Mais, c’est une question qui avait conduit à ma popularité, d’une certaine manière, c’est un clash que j’ai eu avec M. Brice Couturier à France Culture : j’étais invité pour parler de la description j’avais faite de la crise des subprimes qui allait se produire, et ce monsieur m’interrompt à tout moment en me disant : « Qu’est-ce que vous allez mettre à la place ? » et je lui disais : « Monsieur, la raison pour laquelle je suis ici n’a rien à voir avec le système que je pourrais mettre à la place : on m’invite pour avoir décrit une crise qui va se produire », « Oui, mais qu’est ce que vous mettriez à la place ? » C’est-à-dire, en fait, dans sa représentation, on ne peut critiquer, on ne peut dire qu’un processus est un processus d’effondrement que si l’on est en même temps le théoricien de la chose à mettre à la place.
Bon, ça ne veut pas dire que, depuis, je n’ai pas réfléchi à ce qu’on pourrait mettre à la place, mais la question est tout-à-fait différente : un système peut s’effondrer sans qu’on ait la moindre solution.
Quand l’empire Maya s’effondre, il est probable que personne dans l’empire Maya ne savait ce qu’il fallait mettre à la place ! Les analyses qui ont été faites montrent qu’on a probablement un processus du même type que le nôtre, c’est-à-dire une situation dont la population dans son ensemble se rend compte qu’elle est dramatique, mais les élites imaginent qu’elles sont protégées, qu’elles pourront survivre, que le problème n’est finalement pas pour elles. Je crois que c’est Jared Diamond qui a souligné cela, et un autre, Joseph Tainter [L’effondrement des sociétés complexes (1988)], quand il a parlé de l’effondrement de l’empire Maya. Les choses peuvent s’effondrer sans que les grands théoriciens aient des réponses à ça.

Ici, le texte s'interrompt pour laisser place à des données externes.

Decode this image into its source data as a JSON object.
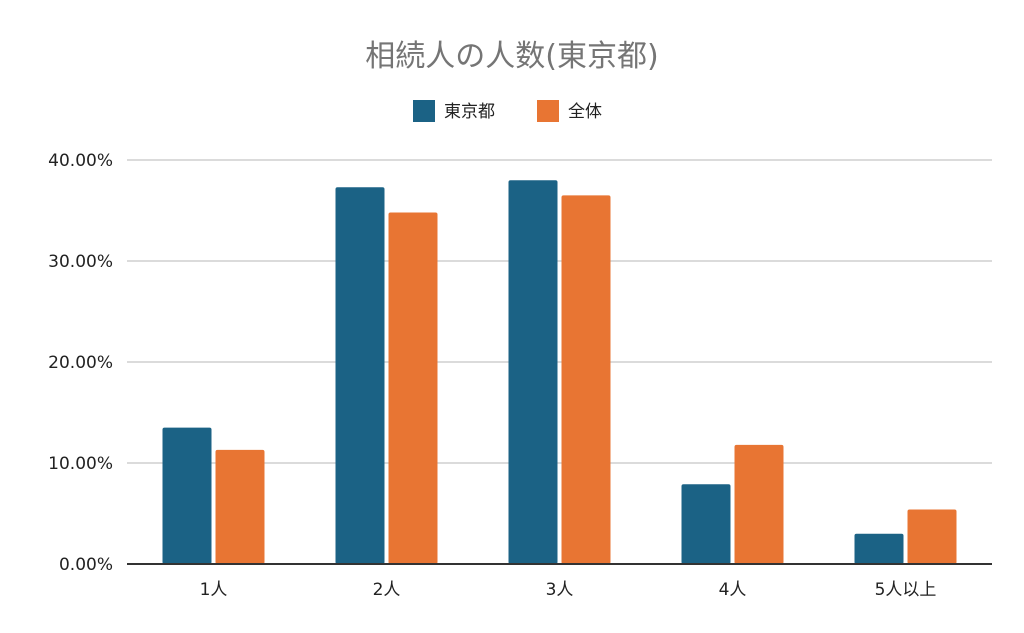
{
  "chart_data": {
    "type": "bar",
    "title": "相続人の人数(東京都)",
    "xlabel": "",
    "ylabel": "",
    "categories": [
      "1人",
      "2人",
      "3人",
      "4人",
      "5人以上"
    ],
    "series": [
      {
        "name": "東京都",
        "color": "#1b6285",
        "values": [
          13.5,
          37.3,
          38.0,
          7.9,
          3.0
        ]
      },
      {
        "name": "全体",
        "color": "#e87533",
        "values": [
          11.3,
          34.8,
          36.5,
          11.8,
          5.4
        ]
      }
    ],
    "ylim": [
      0,
      40
    ],
    "yticks": [
      0,
      10,
      20,
      30,
      40
    ],
    "ytick_labels": [
      "0.00%",
      "10.00%",
      "20.00%",
      "30.00%",
      "40.00%"
    ],
    "grid": true,
    "legend_position": "top-center"
  }
}
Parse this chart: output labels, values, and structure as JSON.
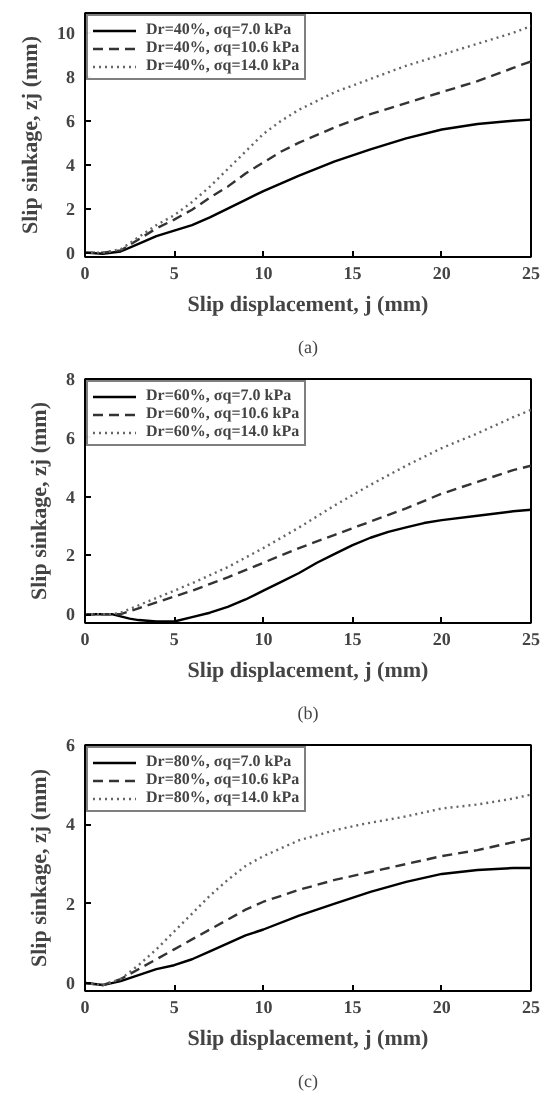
{
  "chart_data": [
    {
      "type": "line",
      "xlabel": "Slip displacement, j (mm)",
      "ylabel": "Slip sinkage, zj (mm)",
      "annotations": [
        "(a)"
      ],
      "xlim": [
        0,
        25
      ],
      "ylim": [
        -0.2,
        10.9
      ],
      "xticks": [
        0,
        5,
        10,
        15,
        20,
        25
      ],
      "yticks": [
        0,
        2,
        4,
        6,
        8,
        10
      ],
      "grid": false,
      "legend": "top left",
      "series": [
        {
          "name": "Dr=40%, σq=7.0 kPa",
          "color": "#000000",
          "line_style": "solid",
          "x": [
            0,
            1,
            2,
            3,
            4,
            5,
            6,
            7,
            8,
            9,
            10,
            12,
            14,
            16,
            18,
            20,
            22,
            24,
            25
          ],
          "values": [
            0,
            -0.05,
            0.05,
            0.4,
            0.75,
            1.0,
            1.25,
            1.6,
            2.0,
            2.4,
            2.8,
            3.5,
            4.15,
            4.7,
            5.2,
            5.6,
            5.85,
            6.0,
            6.05
          ]
        },
        {
          "name": "Dr=40%, σq=10.6 kPa",
          "color": "#333333",
          "line_style": "dashed",
          "x": [
            0,
            1,
            2,
            3,
            4,
            5,
            6,
            7,
            8,
            9,
            10,
            11,
            12,
            14,
            16,
            18,
            20,
            22,
            24,
            25
          ],
          "values": [
            0,
            0,
            0.1,
            0.6,
            1.1,
            1.5,
            1.95,
            2.5,
            3.0,
            3.6,
            4.1,
            4.6,
            5.0,
            5.7,
            6.3,
            6.8,
            7.3,
            7.8,
            8.4,
            8.7
          ]
        },
        {
          "name": "Dr=40%, σq=14.0 kPa",
          "color": "#666666",
          "line_style": "dotted",
          "x": [
            0,
            1,
            2,
            3,
            4,
            5,
            6,
            7,
            8,
            9,
            10,
            11,
            12,
            14,
            16,
            18,
            20,
            22,
            24,
            25
          ],
          "values": [
            0,
            0,
            0.15,
            0.7,
            1.25,
            1.7,
            2.3,
            3.0,
            3.8,
            4.6,
            5.4,
            6.0,
            6.5,
            7.3,
            7.9,
            8.5,
            9.0,
            9.5,
            10.0,
            10.3
          ]
        }
      ]
    },
    {
      "type": "line",
      "xlabel": "Slip displacement, j (mm)",
      "ylabel": "Slip sinkage, zj (mm)",
      "annotations": [
        "(b)"
      ],
      "xlim": [
        0,
        25
      ],
      "ylim": [
        -0.3,
        8
      ],
      "xticks": [
        0,
        5,
        10,
        15,
        20,
        25
      ],
      "yticks": [
        0,
        2,
        4,
        6,
        8
      ],
      "grid": false,
      "legend": "top left",
      "series": [
        {
          "name": "Dr=60%, σq=7.0 kPa",
          "color": "#000000",
          "line_style": "solid",
          "x": [
            0,
            1.5,
            2.5,
            3,
            4,
            5,
            6,
            7,
            8,
            9,
            10,
            11,
            12,
            13,
            14,
            15,
            16,
            17,
            18,
            19,
            20,
            22,
            24,
            25
          ],
          "values": [
            0,
            0,
            -0.15,
            -0.2,
            -0.25,
            -0.25,
            -0.1,
            0.05,
            0.25,
            0.5,
            0.8,
            1.1,
            1.4,
            1.75,
            2.05,
            2.35,
            2.6,
            2.8,
            2.95,
            3.1,
            3.2,
            3.35,
            3.5,
            3.55
          ]
        },
        {
          "name": "Dr=60%, σq=10.6 kPa",
          "color": "#333333",
          "line_style": "dashed",
          "x": [
            0,
            1.5,
            2,
            3,
            4,
            5,
            6,
            8,
            10,
            12,
            14,
            16,
            18,
            20,
            22,
            24,
            25
          ],
          "values": [
            0,
            0,
            0,
            0.2,
            0.4,
            0.6,
            0.8,
            1.25,
            1.75,
            2.25,
            2.7,
            3.15,
            3.6,
            4.1,
            4.5,
            4.9,
            5.05
          ]
        },
        {
          "name": "Dr=60%, σq=14.0 kPa",
          "color": "#666666",
          "line_style": "dotted",
          "x": [
            0,
            1.5,
            2,
            3,
            4,
            5,
            6,
            8,
            10,
            12,
            14,
            16,
            18,
            20,
            22,
            24,
            25
          ],
          "values": [
            0,
            0,
            0.05,
            0.3,
            0.55,
            0.8,
            1.05,
            1.6,
            2.25,
            2.95,
            3.7,
            4.4,
            5.05,
            5.65,
            6.15,
            6.7,
            6.95
          ]
        }
      ]
    },
    {
      "type": "line",
      "xlabel": "Slip displacement, j (mm)",
      "ylabel": "Slip sinkage, zj (mm)",
      "annotations": [
        "(c)"
      ],
      "xlim": [
        0,
        25
      ],
      "ylim": [
        -0.2,
        6
      ],
      "xticks": [
        0,
        5,
        10,
        15,
        20,
        25
      ],
      "yticks": [
        0,
        2,
        4,
        6
      ],
      "grid": false,
      "legend": "top left",
      "series": [
        {
          "name": "Dr=80%, σq=7.0 kPa",
          "color": "#000000",
          "line_style": "solid",
          "x": [
            0,
            1,
            2,
            3,
            4,
            5,
            6,
            7,
            8,
            9,
            10,
            12,
            14,
            16,
            18,
            20,
            22,
            24,
            25
          ],
          "values": [
            0,
            -0.05,
            0.05,
            0.2,
            0.35,
            0.45,
            0.6,
            0.8,
            1.0,
            1.2,
            1.35,
            1.7,
            2.0,
            2.3,
            2.55,
            2.75,
            2.85,
            2.9,
            2.9
          ]
        },
        {
          "name": "Dr=80%, σq=10.6 kPa",
          "color": "#333333",
          "line_style": "dashed",
          "x": [
            0,
            1,
            2,
            3,
            4,
            5,
            6,
            7,
            8,
            9,
            10,
            11,
            12,
            14,
            16,
            18,
            20,
            22,
            24,
            25
          ],
          "values": [
            0,
            -0.05,
            0.1,
            0.35,
            0.6,
            0.85,
            1.1,
            1.35,
            1.6,
            1.85,
            2.05,
            2.2,
            2.35,
            2.6,
            2.8,
            3.0,
            3.2,
            3.35,
            3.55,
            3.65
          ]
        },
        {
          "name": "Dr=80%, σq=14.0 kPa",
          "color": "#666666",
          "line_style": "dotted",
          "x": [
            0,
            1,
            2,
            3,
            4,
            5,
            6,
            7,
            8,
            9,
            10,
            12,
            14,
            15.5,
            18,
            20,
            22,
            24,
            25
          ],
          "values": [
            0,
            -0.05,
            0.1,
            0.45,
            0.85,
            1.3,
            1.75,
            2.2,
            2.6,
            2.95,
            3.2,
            3.6,
            3.85,
            4.0,
            4.2,
            4.4,
            4.5,
            4.65,
            4.75
          ]
        }
      ]
    }
  ]
}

Ça ne veut pas dire que nous n’avons pas encore réfléchi, à différentes époques, à des choses que l’on pourrait mettre en place. Et en particulier, il y a cette période tout à fait extraordinaire de réflexion qui est la première moitié du XIXe siècle, quand apparaissent tous ces mouvements qu’on a appelé « socialistes » par la suite, ou « anarchistes », et qui viennent avec des idées tout à fait neuves, au point que quand en 1960 la jeunesse se rebelle, elle peut aller puiser à nouveau dans la réflexion de cette époque-là, mais dans les années soixante a lieu une nouvelle réflexion, qu’on appelle « la pensée critique », la pensée freudo-marxiste etc. qui vient avec de nouveaux apports, et j’ai le sentiment qu’en ce moment, oui, on vient aussi avec de nouvelles propositions. Nous ne sommes pas tout à fait désarmés : nous pouvons puiser dans ce qui a déjà été compris, nous pouvons produire d’autres choses et nous pouvons avancer, mais ce serait un piège d’imaginer que nous ne pouvons pas réfléchir à l’effondrement si nous n’avons pas, toute prête dans nos cartons, une autre chose à mettre à la place. Je dirais : notre lucidité doit séparer les deux problèmes, entièrement.